What they find out is that sometimes things are better left hidden, and other times, things are just as they seem.  The book is filled with unexpected twists and turns that make it hard to put down.

Friday, February 4, 2011

Jane Goes Batty

Jane Goes Batty is the sequel to Michael Thomas Ford's hit book Jane Bites Back.  This book picks up shortly after the first book left off.  Jane Fairfax (a.k.a. Jane Austen) still owns a book store, but has let Lucy take over the managerial duties.
She is still dating Walter, and refuses to mention about Charlotte Bronte by name.

Since the release and success of Janes latest book, she has had to work even harder to keep a low profile, so she has agreed to embrace her vampirism, and is taking lessons from Lord Byron.

These lessons come in especially handy when the stars and crew from her book's movie come to town to film, and even more so when Walter's Jewish mother comes to town for a visit.

Between the trouble the movie's young starlet is causing, taking Jewish lessons (because Walter's mother wants him to marry a nice Jewish girl), and trying to find out Miriam's secret and whether or not she knows Jane's secret, the last thing Jane needs or wants is to run into her old friend, Charlotte again.

Once again, Mr. Ford has provided a fun, quick, and witty read, and I look forward to the next book in this series.

Monday, January 31, 2011

Beyond Band of Brothers

The recent death of Major Dick Winters inspired me to finally read his memoir, Beyond Band of Brothers.  I'd been considering this book for quite some time, but just wasn't sure if I wanted to read it.  I've seen the HBO miniseries a thousand times, and I was worried that this book would just be the written version, telling the same stories.

While BBOB does touch on the stories told in the miniseries, it is also so much more.  As his war memoir, the stories are all told from Major Winters' view, and we not only get a deeper look into his mind, but we also get to "hear" stories that didn't make it onto film.

I don't think it would be possible for me to do this book justice, so I'll just say this:  Read it.  If you're a history buff, you'll appreciate the historical significance.  If you're not a history buff, you'll take away a deeper appreciation for our veterans.  Despite whatever your interests may be, after reading this book written by an amazing and much admired man, you will want to live your life better.

Friday, January 14, 2011


I first fell in love with Cranford when I saw the mini series and it's sequel (Return to Cranford) on PBS, and I have checked the DVD's out from my local library several times, so I decided it was probably time I read the book.

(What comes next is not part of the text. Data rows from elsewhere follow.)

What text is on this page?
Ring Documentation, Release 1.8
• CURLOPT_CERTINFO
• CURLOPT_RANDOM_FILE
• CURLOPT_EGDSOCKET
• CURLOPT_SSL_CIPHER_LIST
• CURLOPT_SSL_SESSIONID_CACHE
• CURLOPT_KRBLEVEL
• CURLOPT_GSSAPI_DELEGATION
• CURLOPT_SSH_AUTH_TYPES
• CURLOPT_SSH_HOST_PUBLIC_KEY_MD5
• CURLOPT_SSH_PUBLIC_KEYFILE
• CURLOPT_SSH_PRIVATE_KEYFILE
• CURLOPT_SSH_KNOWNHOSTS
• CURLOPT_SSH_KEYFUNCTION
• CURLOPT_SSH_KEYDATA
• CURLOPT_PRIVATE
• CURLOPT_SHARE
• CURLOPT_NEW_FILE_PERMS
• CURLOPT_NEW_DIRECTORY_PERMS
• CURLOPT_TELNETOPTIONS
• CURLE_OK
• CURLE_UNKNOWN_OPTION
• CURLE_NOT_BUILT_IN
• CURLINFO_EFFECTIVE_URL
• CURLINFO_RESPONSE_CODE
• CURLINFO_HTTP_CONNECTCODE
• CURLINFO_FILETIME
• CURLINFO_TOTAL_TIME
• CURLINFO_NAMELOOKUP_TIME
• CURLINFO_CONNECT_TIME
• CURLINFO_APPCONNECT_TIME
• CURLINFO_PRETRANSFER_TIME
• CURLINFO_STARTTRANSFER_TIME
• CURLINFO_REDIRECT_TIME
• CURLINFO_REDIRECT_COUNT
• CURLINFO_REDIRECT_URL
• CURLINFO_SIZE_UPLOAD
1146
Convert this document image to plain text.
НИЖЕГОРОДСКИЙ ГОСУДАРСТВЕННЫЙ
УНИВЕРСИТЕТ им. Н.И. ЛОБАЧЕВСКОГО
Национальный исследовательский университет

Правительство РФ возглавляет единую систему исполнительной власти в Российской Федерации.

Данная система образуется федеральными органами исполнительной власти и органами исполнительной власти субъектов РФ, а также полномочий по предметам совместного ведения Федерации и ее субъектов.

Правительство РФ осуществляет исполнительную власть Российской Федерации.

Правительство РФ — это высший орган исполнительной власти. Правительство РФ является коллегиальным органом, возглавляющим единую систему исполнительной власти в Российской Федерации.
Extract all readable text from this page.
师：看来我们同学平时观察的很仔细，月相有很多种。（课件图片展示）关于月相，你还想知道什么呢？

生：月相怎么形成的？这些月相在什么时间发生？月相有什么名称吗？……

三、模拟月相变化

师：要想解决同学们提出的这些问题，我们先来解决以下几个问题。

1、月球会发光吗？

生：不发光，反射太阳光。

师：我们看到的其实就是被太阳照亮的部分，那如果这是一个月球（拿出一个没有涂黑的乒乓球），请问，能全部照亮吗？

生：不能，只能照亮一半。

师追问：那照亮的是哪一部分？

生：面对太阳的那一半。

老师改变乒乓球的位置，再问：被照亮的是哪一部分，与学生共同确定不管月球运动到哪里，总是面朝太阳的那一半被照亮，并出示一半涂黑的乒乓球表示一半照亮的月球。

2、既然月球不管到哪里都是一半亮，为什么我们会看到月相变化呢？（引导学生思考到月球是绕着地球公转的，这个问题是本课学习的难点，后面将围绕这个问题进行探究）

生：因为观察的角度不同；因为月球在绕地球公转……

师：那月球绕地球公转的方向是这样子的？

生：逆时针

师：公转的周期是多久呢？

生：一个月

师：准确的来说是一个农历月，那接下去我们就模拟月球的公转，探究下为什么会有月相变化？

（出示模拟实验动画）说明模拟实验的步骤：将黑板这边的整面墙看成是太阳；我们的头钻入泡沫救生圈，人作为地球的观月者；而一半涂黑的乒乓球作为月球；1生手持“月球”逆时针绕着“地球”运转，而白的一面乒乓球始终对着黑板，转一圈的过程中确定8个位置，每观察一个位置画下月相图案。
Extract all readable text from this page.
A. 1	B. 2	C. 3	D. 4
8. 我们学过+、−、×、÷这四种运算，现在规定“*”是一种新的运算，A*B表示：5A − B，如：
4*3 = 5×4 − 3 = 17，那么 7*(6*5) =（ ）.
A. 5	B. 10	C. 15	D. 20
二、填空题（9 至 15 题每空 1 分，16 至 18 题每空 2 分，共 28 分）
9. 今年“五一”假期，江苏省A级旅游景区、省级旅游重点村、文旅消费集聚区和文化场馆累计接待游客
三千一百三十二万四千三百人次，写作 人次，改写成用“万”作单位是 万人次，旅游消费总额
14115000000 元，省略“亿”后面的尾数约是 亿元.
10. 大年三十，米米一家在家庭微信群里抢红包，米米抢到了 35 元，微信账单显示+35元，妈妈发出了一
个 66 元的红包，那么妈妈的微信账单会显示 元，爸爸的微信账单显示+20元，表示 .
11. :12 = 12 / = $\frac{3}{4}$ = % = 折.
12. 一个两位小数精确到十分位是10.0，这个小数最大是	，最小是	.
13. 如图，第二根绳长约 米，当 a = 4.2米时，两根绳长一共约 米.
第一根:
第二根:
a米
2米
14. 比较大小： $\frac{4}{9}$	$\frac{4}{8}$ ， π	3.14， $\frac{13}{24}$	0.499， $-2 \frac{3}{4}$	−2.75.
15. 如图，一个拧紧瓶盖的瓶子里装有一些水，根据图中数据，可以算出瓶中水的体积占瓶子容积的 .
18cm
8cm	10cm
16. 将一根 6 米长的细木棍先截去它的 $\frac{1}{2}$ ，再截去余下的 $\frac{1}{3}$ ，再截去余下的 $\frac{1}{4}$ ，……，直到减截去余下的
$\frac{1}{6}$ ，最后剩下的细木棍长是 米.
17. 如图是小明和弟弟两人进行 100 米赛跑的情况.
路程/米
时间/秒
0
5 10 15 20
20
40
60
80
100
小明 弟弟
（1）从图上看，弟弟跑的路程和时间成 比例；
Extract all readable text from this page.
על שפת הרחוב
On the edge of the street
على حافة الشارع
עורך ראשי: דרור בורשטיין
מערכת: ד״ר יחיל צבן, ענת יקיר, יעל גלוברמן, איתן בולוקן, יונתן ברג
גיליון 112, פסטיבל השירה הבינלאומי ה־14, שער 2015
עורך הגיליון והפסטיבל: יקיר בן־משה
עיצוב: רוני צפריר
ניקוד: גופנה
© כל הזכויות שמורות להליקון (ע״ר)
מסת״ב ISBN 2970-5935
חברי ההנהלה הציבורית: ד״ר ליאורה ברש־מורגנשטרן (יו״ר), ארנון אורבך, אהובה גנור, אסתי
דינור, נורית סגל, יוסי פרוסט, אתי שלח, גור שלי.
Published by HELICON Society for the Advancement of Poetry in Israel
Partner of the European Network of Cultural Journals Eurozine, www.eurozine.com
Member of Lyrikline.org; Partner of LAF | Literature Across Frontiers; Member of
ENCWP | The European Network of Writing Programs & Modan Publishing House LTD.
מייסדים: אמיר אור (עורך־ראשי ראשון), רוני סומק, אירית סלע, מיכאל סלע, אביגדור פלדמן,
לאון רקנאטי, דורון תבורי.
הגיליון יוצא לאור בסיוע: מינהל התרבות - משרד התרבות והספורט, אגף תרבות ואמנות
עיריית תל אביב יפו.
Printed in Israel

Elizabeth Gaskell introduces us to the ladies of Cranford, and what a group of ladies they are!  The story is told from the point of view of a young woman who is visiting the Jenkyns sisters, Miss Matty and Miss Deborah.  She tells us her opinions of all the goings-on with the Jenkyns sisters, their friends, and the rural town of Cranford that is filled with mostly middle-aged and older women who are afraid of change.

I don't want to give too much away, but I do recommend seeing both the movies and reading the book.  The two are quite different in many aspects (I understand that the movies are a combination of several different books written by Gaskell that take place in Cranford), but they have the same delightful tone.

There is just something about this group of ladies that I can't get enough of!